Papadopoulos also retweeted Tom Fitton, president of the conservative group Judicial Watch. "No surprise," Fitton wrote about the ruling. "And no surprise much of our corrupted media and Congress ignore strong evidence that he was set up as part of illicit Obama administration effort to spy on and destroy @realDonaldTrump. Shut it down."

Ever since he made a deal with the prosecutors and received his 14-day sentence, Papadopoulos began sharing a conspiracy theory that foreign intelligence officials had arranged the whole thing as a way to discredit Trump. He posted a long Twitter rant just days after his sentencing that he later deleted.

The person that he targeted in those tweets was former Australian foreign minister Alexander Downer. Downer and Papadopoulos met in May 2016, and Papadopoulos reportedly told Downer about potentially damaging information from Russia about Hillary Clinton, according to ABC News. Downer then told Australian intelligence, which passed it onto the United States. That tip began the investigation into the Trump campaign and Russian interference.
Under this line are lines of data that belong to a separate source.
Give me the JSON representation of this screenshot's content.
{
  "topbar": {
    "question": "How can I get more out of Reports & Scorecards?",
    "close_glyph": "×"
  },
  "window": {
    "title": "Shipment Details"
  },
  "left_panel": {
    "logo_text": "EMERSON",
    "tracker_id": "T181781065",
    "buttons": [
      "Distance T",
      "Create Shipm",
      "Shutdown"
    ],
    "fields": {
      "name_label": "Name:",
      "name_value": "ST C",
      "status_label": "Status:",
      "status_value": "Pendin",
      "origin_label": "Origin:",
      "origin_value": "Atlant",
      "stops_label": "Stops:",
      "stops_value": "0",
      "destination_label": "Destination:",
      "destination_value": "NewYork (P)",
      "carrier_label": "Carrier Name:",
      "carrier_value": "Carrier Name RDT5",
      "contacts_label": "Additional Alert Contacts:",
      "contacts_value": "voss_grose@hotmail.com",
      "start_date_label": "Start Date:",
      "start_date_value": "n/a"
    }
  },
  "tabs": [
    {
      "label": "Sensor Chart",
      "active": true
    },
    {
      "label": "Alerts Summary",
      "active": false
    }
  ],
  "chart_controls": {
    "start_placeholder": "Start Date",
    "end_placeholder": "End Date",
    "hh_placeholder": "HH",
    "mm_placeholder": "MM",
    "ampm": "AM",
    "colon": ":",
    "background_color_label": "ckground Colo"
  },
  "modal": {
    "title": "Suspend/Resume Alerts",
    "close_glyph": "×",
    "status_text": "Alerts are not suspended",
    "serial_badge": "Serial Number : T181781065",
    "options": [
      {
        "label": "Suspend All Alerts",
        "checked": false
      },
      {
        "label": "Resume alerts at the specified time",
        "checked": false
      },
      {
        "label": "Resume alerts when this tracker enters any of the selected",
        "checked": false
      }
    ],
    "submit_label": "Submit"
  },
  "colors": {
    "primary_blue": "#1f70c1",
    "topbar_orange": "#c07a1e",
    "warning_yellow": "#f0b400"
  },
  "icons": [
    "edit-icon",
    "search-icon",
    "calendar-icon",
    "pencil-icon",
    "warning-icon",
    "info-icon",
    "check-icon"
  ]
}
By creating doubt around Downer, Papadopoulos may help with Trump's defense because undermining Downer's tip would also undermine the entire investigation of Russian interference, which went on to become the Mueller investigation. The Twitter rant also could make Papadopoulos a less reliable witness.

Papadopoulos' attempts could end up helping the president, but in the meantime he hasn't helped himself. He'll still need to report to prison on Monday.